Alarming profit warnings from industrial bellwethers like 3M (MMM) and Caterpillar (CAT) spooked investors. Amazon's revenue miss and cautious outlook added to concern that momentum stocks are too expensive.

"The global synchronized recovery has morphed into a global slowdown," said Forester.

In early October, the IMF downgraded its 2019 outlook for both the United States and China. The IMF cited the deepening trade war between the world's two largest economies.

Even the oil market has been infected by the growth fears. US oil prices have plunged more than 9% in October, while Brent crude is down 8%. Both would be the worst for any month since July 2016.

"There is no getting around the fact that the global economy is slowing," Ed Yardeni, president of investment advisory Yardeni Research, wrote to clients on Wednesday.

Bear market fears

Some fear this is thebeginning of the end of the longest bull market in American history. They point to pain felt by higher interest rates, especially in the real estate and auto markets.

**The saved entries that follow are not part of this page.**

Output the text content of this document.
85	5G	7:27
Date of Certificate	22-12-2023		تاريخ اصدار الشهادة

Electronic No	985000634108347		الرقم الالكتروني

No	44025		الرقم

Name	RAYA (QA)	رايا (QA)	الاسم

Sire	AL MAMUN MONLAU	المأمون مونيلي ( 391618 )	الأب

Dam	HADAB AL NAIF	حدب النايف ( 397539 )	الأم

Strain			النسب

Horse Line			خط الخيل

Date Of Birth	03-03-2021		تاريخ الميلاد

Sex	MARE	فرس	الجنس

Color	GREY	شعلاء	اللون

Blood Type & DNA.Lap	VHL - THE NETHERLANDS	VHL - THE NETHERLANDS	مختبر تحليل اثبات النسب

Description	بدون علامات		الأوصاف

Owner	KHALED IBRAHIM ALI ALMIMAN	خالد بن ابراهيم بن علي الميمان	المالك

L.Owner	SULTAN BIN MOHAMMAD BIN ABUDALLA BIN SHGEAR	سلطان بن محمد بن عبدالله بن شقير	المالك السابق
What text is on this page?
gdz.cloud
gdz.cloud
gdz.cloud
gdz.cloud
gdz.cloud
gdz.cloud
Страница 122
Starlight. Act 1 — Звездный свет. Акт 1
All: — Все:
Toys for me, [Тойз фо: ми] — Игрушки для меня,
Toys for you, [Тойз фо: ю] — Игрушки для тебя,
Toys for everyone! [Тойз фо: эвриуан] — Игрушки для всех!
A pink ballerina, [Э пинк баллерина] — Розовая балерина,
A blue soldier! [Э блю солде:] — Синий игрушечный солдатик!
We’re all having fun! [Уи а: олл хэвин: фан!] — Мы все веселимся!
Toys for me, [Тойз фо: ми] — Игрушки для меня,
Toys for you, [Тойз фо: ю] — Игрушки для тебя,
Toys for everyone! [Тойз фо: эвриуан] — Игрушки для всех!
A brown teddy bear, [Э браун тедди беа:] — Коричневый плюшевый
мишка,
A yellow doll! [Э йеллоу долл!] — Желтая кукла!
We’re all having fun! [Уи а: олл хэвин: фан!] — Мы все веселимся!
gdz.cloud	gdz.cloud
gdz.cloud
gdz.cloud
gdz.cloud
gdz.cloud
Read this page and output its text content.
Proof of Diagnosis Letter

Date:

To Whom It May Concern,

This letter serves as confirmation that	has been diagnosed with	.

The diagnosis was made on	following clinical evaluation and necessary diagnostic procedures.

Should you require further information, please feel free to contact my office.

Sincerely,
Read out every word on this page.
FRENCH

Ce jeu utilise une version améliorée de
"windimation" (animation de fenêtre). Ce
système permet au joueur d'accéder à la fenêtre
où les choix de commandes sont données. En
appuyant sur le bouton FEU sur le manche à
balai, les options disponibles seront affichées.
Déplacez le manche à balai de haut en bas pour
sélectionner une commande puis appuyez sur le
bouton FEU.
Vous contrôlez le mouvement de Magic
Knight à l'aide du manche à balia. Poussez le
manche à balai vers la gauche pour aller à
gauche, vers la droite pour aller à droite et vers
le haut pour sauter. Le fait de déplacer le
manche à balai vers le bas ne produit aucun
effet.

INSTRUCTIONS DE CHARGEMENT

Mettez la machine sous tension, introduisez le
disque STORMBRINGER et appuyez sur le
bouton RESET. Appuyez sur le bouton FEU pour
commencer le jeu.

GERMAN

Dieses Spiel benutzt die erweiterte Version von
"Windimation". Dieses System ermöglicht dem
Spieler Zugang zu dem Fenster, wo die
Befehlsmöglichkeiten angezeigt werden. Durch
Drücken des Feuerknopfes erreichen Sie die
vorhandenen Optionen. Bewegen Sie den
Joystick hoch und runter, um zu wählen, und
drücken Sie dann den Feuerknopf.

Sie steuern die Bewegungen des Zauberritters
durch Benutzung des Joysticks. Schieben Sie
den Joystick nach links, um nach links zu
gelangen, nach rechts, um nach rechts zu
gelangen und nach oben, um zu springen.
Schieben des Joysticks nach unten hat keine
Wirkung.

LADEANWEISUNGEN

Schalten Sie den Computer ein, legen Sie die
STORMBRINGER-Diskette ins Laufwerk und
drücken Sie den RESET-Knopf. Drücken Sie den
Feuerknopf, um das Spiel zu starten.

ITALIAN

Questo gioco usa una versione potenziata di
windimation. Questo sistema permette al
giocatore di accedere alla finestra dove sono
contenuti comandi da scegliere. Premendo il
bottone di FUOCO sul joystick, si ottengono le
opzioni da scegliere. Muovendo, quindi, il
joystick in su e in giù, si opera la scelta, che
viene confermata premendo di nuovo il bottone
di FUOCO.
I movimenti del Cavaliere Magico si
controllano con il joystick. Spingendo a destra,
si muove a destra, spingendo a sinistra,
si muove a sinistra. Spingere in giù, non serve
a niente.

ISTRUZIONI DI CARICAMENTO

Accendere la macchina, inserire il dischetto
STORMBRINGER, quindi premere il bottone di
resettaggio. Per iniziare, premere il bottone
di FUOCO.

The end of the decade-long era of easy money from central banks is causing liquidity in global markets to vanish, according to Morgan Stanley equity strategist Michael Wilson. That trend has set off a series of rolling bear markets around the world that finally infected US stocks.

"It looks to us like this rolling bear is quickly turning into a cyclical bear," Wilson wrote to clients on Monday.

The S&P 500 is down about 7% from its all-time high. It would need to plunge much further to hit the 20% threshold considered a bear market.

Wilson argued this would be a short-term market downturn, known as a "cyclical" bear market. He said it would occur within a "secular" bull market, or one that lasts for a long period of time.

Many others believe the market is experiencing a healthy correction after becoming overheated. The US economy is still enjoying brisk growth and Corporate America is making gobs of money, even if it's at a slower pace.

If they're right, the October scare could be a repeat of the January-February market plunge. US stocks plummeted (recall the twin 1,000-point drops for the Dow) before eventually recovering to set new record highs.

"We're not there yet," Block said when asked about a bear market. "We are seeing a lot of excess. Maybe we needed a month like October to take some of the air out."